Totalement revisitée, cette soupe est ici froide, composée d’une très
ancienne sorte de boulgour appelé Siyez non
loin de la mer noire, de gruaux de sarrasin fumé, de jeunes pousses de
lentilles, de pois-chiches, yaourt et de l’huile mentholée, inspirée par des
recettes millénaires du centre et de l’est de l’Anatolie. Le plus impressionnant
est que cette soupe est servi dans un grand bol de glace solide amené individuellement
et déposé comme une assiette à soupe. Une extraordinaire fraicheur en bouche,
des saveurs végétales, fumées, acidulées qui se marient à la perfection et sans
jamais donner l’impression de déguster quelque chose de trop céréalier.
Absolument époustouflant de précision.
Comme il n’existait
aucun services sur la table notre serveur nous aura amené une boite où dans
laquelle vous trouverez une série de cuillers et fourchettes pour chaque met.
Nous
poursuivons avec la « Brise Egéenne ». Pendant la période d’été, sur la côte égéenne
on sert principalement des mezzés. Le plus souvent des salades avec les
meilleurs légumes imaginables comme par exemple des tomates ou alors une purée
de fève, et encore du Christe-Marine aussi appelé fenouil de mer blanchi, du
fromage frais. Ce plat est un hommage à ces mezzés avec comme but d’associer
toutes ces saveurs rafraichissantes de la mer Egée dans une assiette. D’une
très grande beauté, cette assiette associera avec beaucoup de fraicheur donc,
des tomates très douces, une sauce à base de fèves et fenouil de mer comme fond
et sur les côté du fromage cottage. Le résultat est un voyage gustatif qui
semble assez simple mais d’une totale perfection.
Prochain
met avec le « Zeytinyağli » qui signifie « fait avec de l’huile d’olive.

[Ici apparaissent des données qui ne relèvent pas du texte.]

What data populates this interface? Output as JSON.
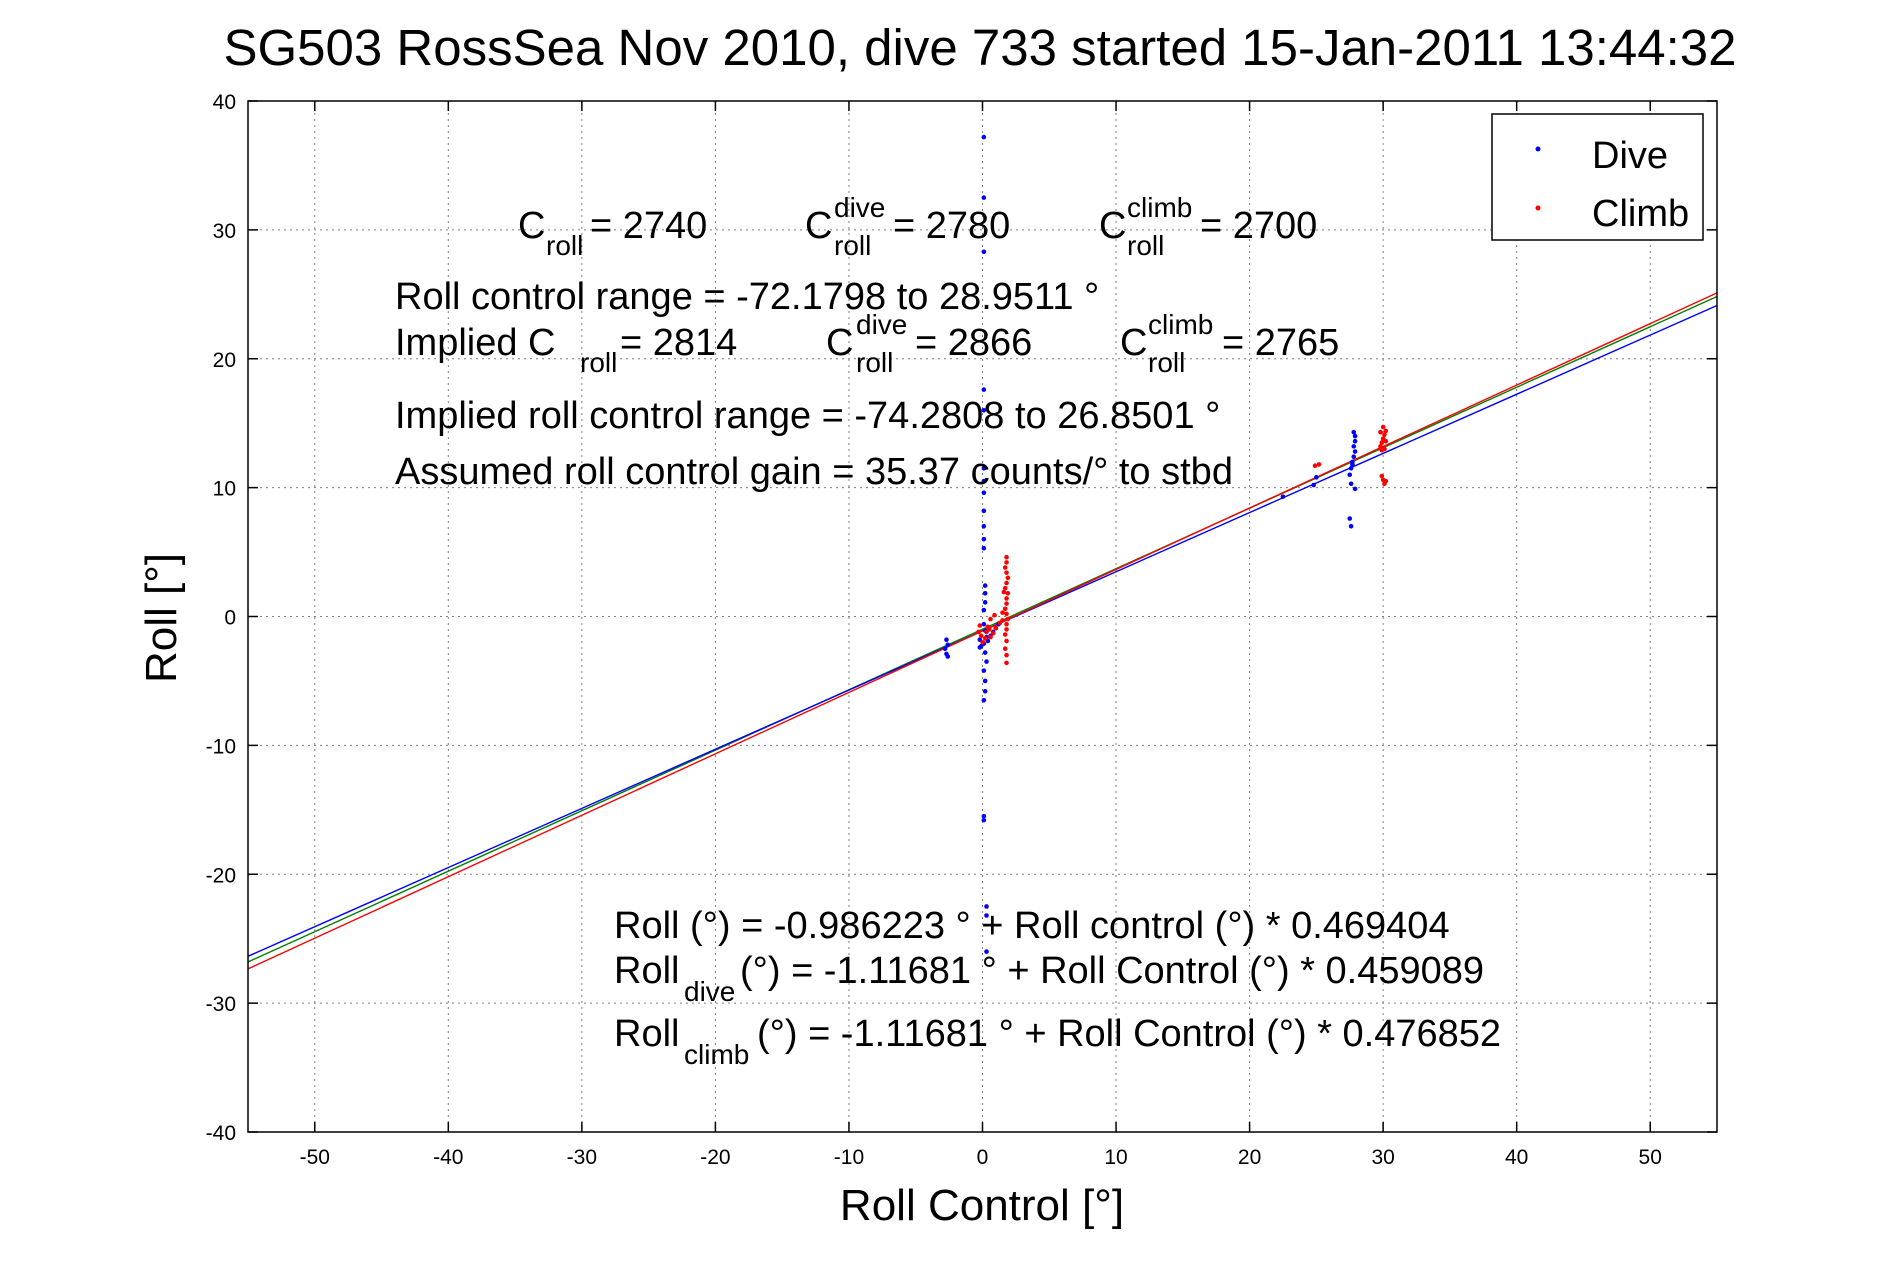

Dans la culture anatolienne, les mères, grands-mères ou épouses cuisent depuis
des générations les légumes dans cette huile. Le résultat n’est frits et ni
confit car la technique consiste à cuire lentement les légumes dans un pot avec
de l’huile d’olive et de préserver la fraicheur du produit. Un plat souvent
servi avec une garniture de riz appelée « pilaff ». Nous retrouverons
au fond de l’assiette des petits pois, des pois-chiches, de la tomate, des
carottes et des oignons, le tout recouvert d’une fine sauce montée à l’huile d’olive
et quelques brindilles d’aneth. La chips qui est réalisée avec une farine de
riz symbolise le « pilaff ».
Nouveau
plat avec les « sarma » qui normalement sont des feuilles de chou
farcies mais dont le nom est aussi
utilisé pour appeler les « dolma » qui elles sont des feuilles de
vigne farcies. En fait le mot « sarma »
signifie « rouler ». Il faut reconnaitre que de confectionner des
feuilles de vigne farcies n’est pas si simple parce que celles-ci devraient
déjà être très fines. La plupart du temps farcies avec un riz épicé et de la
viande hachée. Mais ici ce plat n’est qu’à nouveau qu’une inspiration car elle
a été déstructurée. La feuille de vigne est fraiche, la viande est devenue un
magnifique tartare découpé au couteau et parfaitement assaisonné et sur un côté
un riz épicé où l’on identifiera un peu de cannelle, des raisins secs, des
pignons et des herbes tels que du persil plat. C’est un plat remarquable et à
nouveau de grande fraicheur et plein de saveurs.
Un plat
plein de soleil arrive appelé « l’homme au maïs ». Un plat lié au souvenir des vendeurs
ambulants sur la plage et criant « maaaaaiiiiissss tennndddre…. » ou
quelque chose dans le genre. Le souvenir enfantin d’acheter et de mordre dans l’épi
avec en arrière-plan l’odeur de la mer et les vagues… Un plat d’une très grande
douceur lié à l’utilisation de grains de maïs plutôt sucrés, de crème de maïs
comme fond dans laquelle a été intégrée du fromage de chèvre Tulum de Bergama et
dessus de la coriandre en graines broyées.
Des saveurs
marines avec un intitulé « odeurs de Gallipolli ». Lieu avec de forts
vents, de grosses vagues ainsi que des courants d’eau froide et la nature….sauvage…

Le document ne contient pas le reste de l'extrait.